Although competitive wrestlers don't actually squeeze opponents into helplessness like a python, constricting your arms around an opponent is an integral part of many basic wrestling moves. Building the muscles that allow you to grip and squeeze your opponent can improve your chances of success in this highly rigorous sport.
Forearms
Without strong forearm muscles, a wrestler can't maintain a hold on his opponent. This includes the hand-to-hand grip permitted when both wrestlers are standing, and the pinning combinations allowed in ground wrestling. Some good exercises to improve forearm strength include palms-down wrist curls, knuckle pushups, palms-up wrist curls and any exercise that requires you to hang from a bar.
Triceps
Your triceps -- the muscles on the back of your upper arms -- are responsible for contracting your arms, a motion integral to any kind of constriction. Wrestlers can build their triceps with dips, triceps extensions, pushups and chinups. Many wrestling techniques also place a heavy load on the triceps, so simply practicing and sparring with your teammates will also build these muscles.
Back
The muscles in your back, especially the latissimus dorsi, power any pulling or squeezing you do with your arms.

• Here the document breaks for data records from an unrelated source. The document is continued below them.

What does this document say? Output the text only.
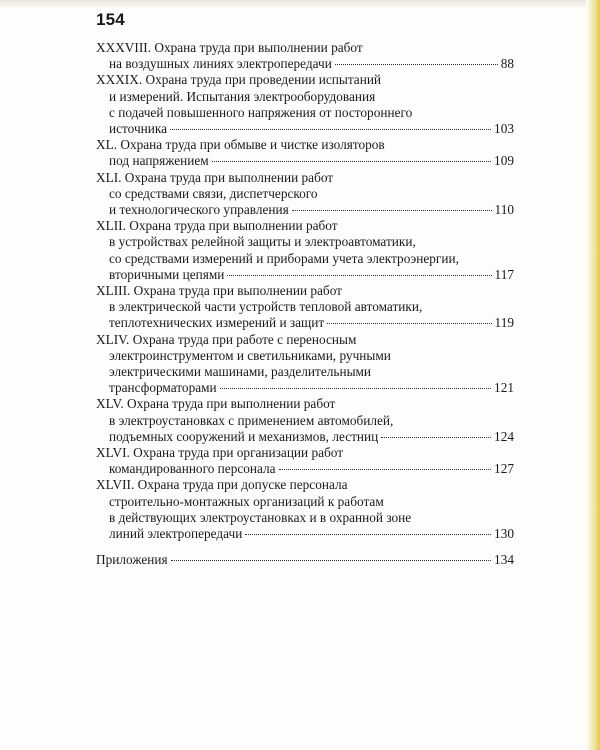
154
XXXVIII. Охрана труда при выполнении работ
на воздушных линиях электропередачи	88
XXXIX. Охрана труда при проведении испытаний
и измерений. Испытания электрооборудования
с подачей повышенного напряжения от постороннего
источника	103
XL. Охрана труда при обмыве и чистке изоляторов
под напряжением	109
XLI. Охрана труда при выполнении работ
со средствами связи, диспетчерского
и технологического управления	110
XLII. Охрана труда при выполнении работ
в устройствах релейной защиты и электроавтоматики,
со средствами измерений и приборами учета электроэнергии,
вторичными цепями	117
XLIII. Охрана труда при выполнении работ
в электрической части устройств тепловой автоматики,
теплотехнических измерений и защит	119
XLIV. Охрана труда при работе с переносным
электроинструментом и светильниками, ручными
электрическими машинами, разделительными
трансформаторами	121
XLV. Охрана труда при выполнении работ
в электроустановках с применением автомобилей,
подъемных сооружений и механизмов, лестниц	124
XLVI. Охрана труда при организации работ
командированного персонала	127
XLVII. Охрана труда при допуске персонала
строительно-монтажных организаций к работам
в действующих электроустановках и в охранной зоне
линий электропередачи	130
Приложения	134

These are the large muscles that lay over your shoulder blades. Good exercises for the "lats" include chinups, cable rows, pulldowns and pullups. Like the triceps, your lats also get an impressive workout by simply wrestling.
Core
Your core muscles are involved peripherally in the constriction, and directly in any of the moves you want to perform once you've begun constricting your opponent. These include the muscles in your lower back, abdomen and sides. Crunches, plank exercises, superman exercises and lying hip raises all work out your core muscles. When working your core, it's important to work all four sides of your lower torso.
"Mental Muscle"
Developing your mental understanding of constricting techniques will improve your form at least as much as developing your physical strength. You can improve your "mental muscle" by studying the theory and technique of constricting moves, practicing live against skilled teammates and seeking advice from your coach or senior wrestlers.